Мы поставили сети, а в курьях под крутыми кирпично красными осыпями, от которых и вода казалась малиново-красной, кидали спиннинги, и Гриша в промежутках между распутыванием "бород" вытащил около десятка крупных щучар, я несколько щук и небольшого тайменя. В одном месте было особенно много пены, и в ней, выставив дымчатые спины с плавниками, стояли огромные сиги и с каким-то почти комическим азартом кидались на блесну. На следующий день мы снова рыбачили, а ночью Гриша лег спать и затосковал. Стояла белая ночь, неподвижный голубой свет падал в избушку через квадратное, затянутое полиэтиленом, окно. Гриша ворочался, кряхтел и никак не мог заснуть. Я посоветывал ему представить себе реку, как "тянешь рыбину, потом другую, потом третью…", а Гриша вдруг с каким-то жалким раздражением выпалил, что никак не может этого представить, потому что представляет дачу, своих друзей, бабушку и вдруг завыл в голос, что хочет обратно, в город, а потом вдруг спросил: " — Папа, а когда я вернусь, клубника еще будет на даче?". Я сказал, что да, конечно будет, и Гриша успокоенно заснул, а утром снова таскал щук и стрелял по банкам из тозовки.
В поселке нас ждала телеграмма, Катя просила привезти Гришу к такому-то числу в Шушенское, там намечалось какое-то совещание.

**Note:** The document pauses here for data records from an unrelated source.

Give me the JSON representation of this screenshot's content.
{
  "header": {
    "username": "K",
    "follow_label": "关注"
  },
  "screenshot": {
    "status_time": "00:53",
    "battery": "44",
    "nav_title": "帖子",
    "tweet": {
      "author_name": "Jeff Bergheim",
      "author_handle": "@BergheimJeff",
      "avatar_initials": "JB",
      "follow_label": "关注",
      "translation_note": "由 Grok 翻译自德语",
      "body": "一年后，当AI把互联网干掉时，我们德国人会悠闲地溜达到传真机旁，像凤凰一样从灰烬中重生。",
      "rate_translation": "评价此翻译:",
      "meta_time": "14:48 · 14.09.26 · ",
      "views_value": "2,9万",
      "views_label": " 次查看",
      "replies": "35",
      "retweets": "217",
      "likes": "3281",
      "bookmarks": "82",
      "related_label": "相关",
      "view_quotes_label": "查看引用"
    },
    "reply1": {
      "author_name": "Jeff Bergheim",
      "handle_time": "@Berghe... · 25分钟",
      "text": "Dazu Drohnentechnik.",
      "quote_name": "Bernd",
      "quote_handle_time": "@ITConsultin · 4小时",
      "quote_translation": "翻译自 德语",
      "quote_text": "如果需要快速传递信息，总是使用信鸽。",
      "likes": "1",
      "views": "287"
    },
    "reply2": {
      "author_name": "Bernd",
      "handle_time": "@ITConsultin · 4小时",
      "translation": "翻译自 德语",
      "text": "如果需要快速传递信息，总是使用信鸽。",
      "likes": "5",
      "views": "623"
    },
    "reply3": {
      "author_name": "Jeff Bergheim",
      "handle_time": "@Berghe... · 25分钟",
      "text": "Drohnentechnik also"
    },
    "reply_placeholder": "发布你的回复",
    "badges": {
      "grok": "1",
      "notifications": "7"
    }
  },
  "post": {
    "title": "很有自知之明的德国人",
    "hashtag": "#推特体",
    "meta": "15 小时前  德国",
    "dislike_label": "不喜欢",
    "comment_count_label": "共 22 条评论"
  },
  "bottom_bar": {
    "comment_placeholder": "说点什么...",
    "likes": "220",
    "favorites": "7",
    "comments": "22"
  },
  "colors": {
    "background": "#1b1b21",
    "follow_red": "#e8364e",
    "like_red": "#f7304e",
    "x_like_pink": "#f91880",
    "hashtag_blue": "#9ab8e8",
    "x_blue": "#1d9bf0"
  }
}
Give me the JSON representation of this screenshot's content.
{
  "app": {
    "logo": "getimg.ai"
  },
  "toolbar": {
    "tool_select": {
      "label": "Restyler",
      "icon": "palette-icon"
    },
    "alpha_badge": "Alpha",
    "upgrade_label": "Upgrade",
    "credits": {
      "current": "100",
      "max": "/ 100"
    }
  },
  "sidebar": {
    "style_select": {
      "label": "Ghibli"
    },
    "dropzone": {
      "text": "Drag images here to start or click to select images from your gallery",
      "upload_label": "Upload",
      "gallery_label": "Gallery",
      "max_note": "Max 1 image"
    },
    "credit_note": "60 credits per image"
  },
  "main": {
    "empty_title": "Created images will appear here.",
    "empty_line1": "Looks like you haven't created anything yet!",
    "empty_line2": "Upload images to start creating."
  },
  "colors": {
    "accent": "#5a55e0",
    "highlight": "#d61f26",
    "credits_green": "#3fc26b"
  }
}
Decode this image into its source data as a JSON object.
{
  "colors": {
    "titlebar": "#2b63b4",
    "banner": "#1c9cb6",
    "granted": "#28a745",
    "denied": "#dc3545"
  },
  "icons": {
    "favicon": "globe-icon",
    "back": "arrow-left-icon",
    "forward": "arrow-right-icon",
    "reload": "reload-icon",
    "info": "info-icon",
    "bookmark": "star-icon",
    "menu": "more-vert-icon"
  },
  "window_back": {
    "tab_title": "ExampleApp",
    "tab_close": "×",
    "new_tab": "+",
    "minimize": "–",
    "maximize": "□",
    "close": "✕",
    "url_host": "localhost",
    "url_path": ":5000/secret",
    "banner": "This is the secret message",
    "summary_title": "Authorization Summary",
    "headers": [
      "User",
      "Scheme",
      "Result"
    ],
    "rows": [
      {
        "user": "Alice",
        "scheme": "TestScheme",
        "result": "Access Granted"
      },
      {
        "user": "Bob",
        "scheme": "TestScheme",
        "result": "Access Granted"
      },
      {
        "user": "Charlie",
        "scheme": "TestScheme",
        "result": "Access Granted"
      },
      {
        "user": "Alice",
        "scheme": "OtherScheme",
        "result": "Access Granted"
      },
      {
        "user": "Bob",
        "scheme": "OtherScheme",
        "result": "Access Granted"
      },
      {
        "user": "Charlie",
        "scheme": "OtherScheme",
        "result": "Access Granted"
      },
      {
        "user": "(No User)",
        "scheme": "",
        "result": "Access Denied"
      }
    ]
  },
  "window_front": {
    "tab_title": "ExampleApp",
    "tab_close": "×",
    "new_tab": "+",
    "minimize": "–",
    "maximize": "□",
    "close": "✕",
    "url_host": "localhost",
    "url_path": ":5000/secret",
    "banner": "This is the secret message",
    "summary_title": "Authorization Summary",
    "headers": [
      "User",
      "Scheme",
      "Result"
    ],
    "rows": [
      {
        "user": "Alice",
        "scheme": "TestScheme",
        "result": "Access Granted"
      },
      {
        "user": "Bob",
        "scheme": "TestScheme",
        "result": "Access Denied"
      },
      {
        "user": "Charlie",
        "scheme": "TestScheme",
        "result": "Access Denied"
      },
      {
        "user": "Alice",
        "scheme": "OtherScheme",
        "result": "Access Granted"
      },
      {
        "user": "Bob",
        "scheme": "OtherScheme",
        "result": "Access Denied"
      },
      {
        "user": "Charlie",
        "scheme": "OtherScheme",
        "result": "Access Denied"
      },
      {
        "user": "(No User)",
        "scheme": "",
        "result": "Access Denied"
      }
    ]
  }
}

Теплоход, на который мы сели все шел и шел вверх, Енисей становился уже, все больше было поселков по берегам и все менее дикими становились берега, и все темнее ночи и я будто задыхался от этой темноты — так давила она после бессонного северного простора. Подошли к Казачинским порогам, где неделю назад трехпалубный "Матросов" погнул винты. В самом верху слива маячила, спускаясь на тросу, громада туера. Вскоре туер был внизу, теплоход подработал к нему вплотную, и с квадратной кормы подали толстенный, в руку, трос с петлей на конце, которую зацепили за гак теплохода. Тогда мощно заработали двигатели на туере, выбросив черную сгоревшую солярку, натянулся трос, и с дрожью повело теплоход, потянуло, послушно, как лодку, сначала чуть вбок, а потом прямо. Вокруг кипела вода, пенилась, валя через камни, и все шел впереди туер, работая всеми четырьмя винтами и подтягивая лебедкой трос, уходившей с его носа в Енисей и заделанный выше порога за мертвяк. На носу теплохода тесной толпой стояли пассажиры, глядя на трос и на белесую бурлящую воду, прижималась к плечу маленькая эвенкийка, и мы все ползли вверх, а рядом белая вода с грохотом обтекала невидимый камень, и Гриша сказал: "-Булыган мырит!", а я ничего не ответил, только пережил некое острое и молниеностное ощущение — сродни тому, что испытываешь при властном рывке лески после череды долгих и напрасных забросов. Выше верхнего слива туер сбавил ход, голос капитана сочно резанул над ухом: "-Отдать буксир", матрос торопливо расшплинтовал гак, и огромная стальная петля соскользнув с бака, упала в воду. На туере заработала лебедка. Обходя туер, теплоход отрывисто гуднул, с туера будто эхом, только на другой ноте так же отрывисто ответили, и мимо проплыла ослепительная и почти сказочная фигура капитана-наставника Казачинского Порога — седой как лунь, с белоснежной бородой, в белом кителе и фуражке он неподвижно стоял на мостике с выражением какого-то векового покоя на крупном лице.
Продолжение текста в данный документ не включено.